Breast Examination: normal. No masses or axillary lymphadenopathy.
CNS - Pupils equal and reactive to light and accommodation. Visual fields normal. Other CNs within normal limits. Cerebellar signs negative. Dix-Hallpike Test negative.
PNS - Tone: Normal throughout. Power 5/5 throughout. Reflexes - normal throughout. Coordination normal (as above). Sensation within normal limits. Babinski sign negative bilaterally. Rhomberg sign negative.
Musculoskeletal: No distal or proximal joint pain or swelling noted. The epitrochlear region was tender on pressing bilaterally. The shoulder regions were also tender on pressing including the lower back and medial part of the femoral aspect of the knee joints. The wrists were also tender when pressed. The patient had full range of motion and was able to bend over to touch her toes with ease.
Skin examination appeared normal. There was no evidence of bruising.
The biochemistry was normal. Thyroid function was normal. Pregnancy test was negative.
Haemoglobin was 8g/dl and MCV was 77. Ferritin was low. Folate and B12 were within normal limits. Inflammatory markers were normal. White cell count and differential were within normal limits. Coagulation was within normal limits.
CXR was normal. Lumbar spine Xray was normal.
ECG was normal.
Gastroscopy and colonoscopy were both normal.
The patient was commenced on iron sulphate therapy of 200mg three times a day with some improvement in her symptoms of dizziness, mouth ulcers and unusual eating habits after several weeks. The other symptoms persisted despite treatment. After 2 months the iron was stopped because the ferritin was within the normal range, Hb was 13 and the MCV was 98.

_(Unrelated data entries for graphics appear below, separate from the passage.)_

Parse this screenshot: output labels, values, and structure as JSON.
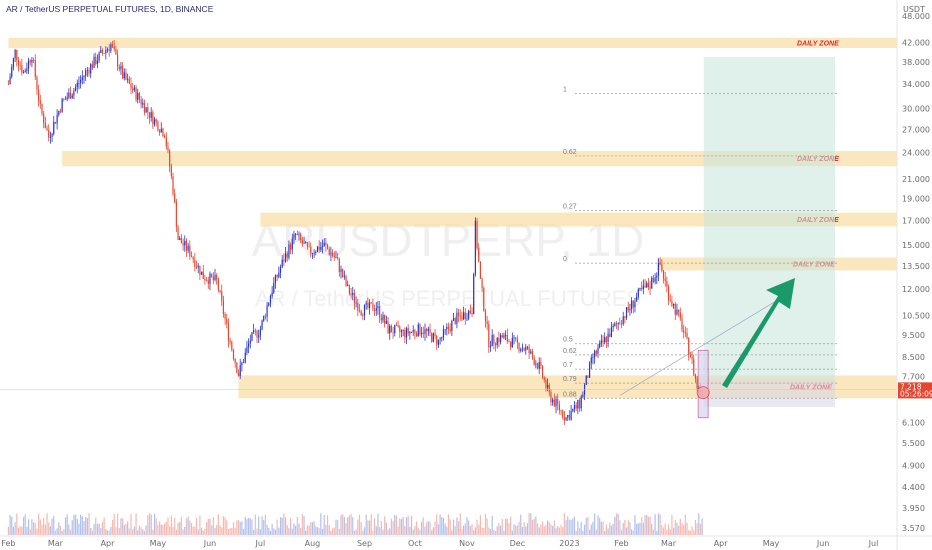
{
  "chart_data": {
    "type": "candlestick",
    "title": "AR / TetherUS PERPETUAL FUTURES, 1D, BINANCE",
    "watermark_symbol": "ARUSDTPERP, 1D",
    "watermark_name": "AR / TetherUS PERPETUAL FUTURES",
    "y_unit": "USDT",
    "y_scale": "log",
    "ylim": [
      3.5,
      50
    ],
    "y_ticks": [
      "48.000",
      "42.000",
      "38.000",
      "34.000",
      "30.000",
      "27.000",
      "24.000",
      "21.000",
      "19.000",
      "17.000",
      "15.000",
      "13.500",
      "12.000",
      "10.500",
      "9.500",
      "8.500",
      "7.700",
      "7.218",
      "6.100",
      "5.500",
      "4.900",
      "4.400",
      "3.950",
      "3.570"
    ],
    "x_ticks": [
      "Feb",
      "Mar",
      "Apr",
      "May",
      "Jun",
      "Jul",
      "Aug",
      "Sep",
      "Oct",
      "Nov",
      "Dec",
      "2023",
      "Feb",
      "Mar",
      "Apr",
      "May",
      "Jun",
      "Jul"
    ],
    "last_price": "7.218",
    "countdown": "05:26:09",
    "daily_zone_label": "DAILY ZONE",
    "zones": [
      {
        "label": "DAILY ZONE",
        "from": 40.8,
        "to": 43.0
      },
      {
        "label": "DAILY ZONE",
        "from": 22.4,
        "to": 24.2
      },
      {
        "label": "DAILY ZONE",
        "from": 16.5,
        "to": 17.7
      },
      {
        "label": "DAILY ZONE",
        "from": 13.2,
        "to": 14.1
      },
      {
        "label": "DAILY ZONE",
        "from": 6.9,
        "to": 7.75
      }
    ],
    "fib_levels": [
      {
        "label": "1",
        "price": 32.4
      },
      {
        "label": "0.62",
        "price": 23.6
      },
      {
        "label": "0.27",
        "price": 17.9
      },
      {
        "label": "0",
        "price": 13.7
      },
      {
        "label": "0.5",
        "price": 9.1
      },
      {
        "label": "0.62",
        "price": 8.6
      },
      {
        "label": "0.7",
        "price": 8.0
      },
      {
        "label": "0.79",
        "price": 7.45
      },
      {
        "label": "0.88",
        "price": 6.9
      }
    ],
    "trade_box": {
      "target": 39.0,
      "entry": 7.6,
      "stop": 6.6
    },
    "price_path": [
      {
        "x": "2022-02-01",
        "y": 34.0
      },
      {
        "x": "2022-02-05",
        "y": 40.0
      },
      {
        "x": "2022-02-10",
        "y": 36.0
      },
      {
        "x": "2022-02-15",
        "y": 39.5
      },
      {
        "x": "2022-02-20",
        "y": 30.0
      },
      {
        "x": "2022-02-25",
        "y": 26.0
      },
      {
        "x": "2022-03-05",
        "y": 31.0
      },
      {
        "x": "2022-03-12",
        "y": 33.0
      },
      {
        "x": "2022-03-20",
        "y": 36.5
      },
      {
        "x": "2022-03-28",
        "y": 39.5
      },
      {
        "x": "2022-04-03",
        "y": 41.5
      },
      {
        "x": "2022-04-10",
        "y": 35.5
      },
      {
        "x": "2022-04-20",
        "y": 31.5
      },
      {
        "x": "2022-04-28",
        "y": 28.5
      },
      {
        "x": "2022-05-05",
        "y": 26.5
      },
      {
        "x": "2022-05-10",
        "y": 20.0
      },
      {
        "x": "2022-05-13",
        "y": 15.5
      },
      {
        "x": "2022-05-20",
        "y": 14.5
      },
      {
        "x": "2022-05-28",
        "y": 12.8
      },
      {
        "x": "2022-06-05",
        "y": 12.5
      },
      {
        "x": "2022-06-12",
        "y": 9.5
      },
      {
        "x": "2022-06-18",
        "y": 7.8
      },
      {
        "x": "2022-06-25",
        "y": 9.3
      },
      {
        "x": "2022-07-01",
        "y": 9.8
      },
      {
        "x": "2022-07-08",
        "y": 12.0
      },
      {
        "x": "2022-07-15",
        "y": 14.0
      },
      {
        "x": "2022-07-22",
        "y": 15.8
      },
      {
        "x": "2022-07-30",
        "y": 14.5
      },
      {
        "x": "2022-08-08",
        "y": 15.0
      },
      {
        "x": "2022-08-15",
        "y": 14.0
      },
      {
        "x": "2022-08-22",
        "y": 12.0
      },
      {
        "x": "2022-08-30",
        "y": 10.8
      },
      {
        "x": "2022-09-08",
        "y": 11.0
      },
      {
        "x": "2022-09-15",
        "y": 9.8
      },
      {
        "x": "2022-09-25",
        "y": 9.6
      },
      {
        "x": "2022-10-05",
        "y": 9.8
      },
      {
        "x": "2022-10-15",
        "y": 9.2
      },
      {
        "x": "2022-10-25",
        "y": 10.3
      },
      {
        "x": "2022-11-04",
        "y": 10.8
      },
      {
        "x": "2022-11-06",
        "y": 16.5
      },
      {
        "x": "2022-11-09",
        "y": 12.5
      },
      {
        "x": "2022-11-14",
        "y": 9.2
      },
      {
        "x": "2022-11-22",
        "y": 9.4
      },
      {
        "x": "2022-11-30",
        "y": 9.1
      },
      {
        "x": "2022-12-07",
        "y": 8.8
      },
      {
        "x": "2022-12-14",
        "y": 8.1
      },
      {
        "x": "2022-12-20",
        "y": 7.0
      },
      {
        "x": "2022-12-30",
        "y": 6.25
      },
      {
        "x": "2023-01-07",
        "y": 6.7
      },
      {
        "x": "2023-01-15",
        "y": 8.5
      },
      {
        "x": "2023-01-25",
        "y": 9.6
      },
      {
        "x": "2023-02-05",
        "y": 10.8
      },
      {
        "x": "2023-02-12",
        "y": 11.8
      },
      {
        "x": "2023-02-18",
        "y": 12.3
      },
      {
        "x": "2023-02-24",
        "y": 13.6
      },
      {
        "x": "2023-03-01",
        "y": 11.7
      },
      {
        "x": "2023-03-08",
        "y": 10.2
      },
      {
        "x": "2023-03-14",
        "y": 8.6
      },
      {
        "x": "2023-03-18",
        "y": 7.3
      },
      {
        "x": "2023-03-21",
        "y": 7.218
      }
    ]
  }
}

However, within a few weeks her symptoms began to worsen again. Her Hb was repeated but it was still within the normal range [12.5g/dl].
Question 1: Please make a full problem list.
Question 2: What is your differential diagnosis given the thorough history and physical examination plus basic tests?
Question 3: What additional test are required?
Question 4: What is your leading diagnosis?
Question 5: What is your treatment plan?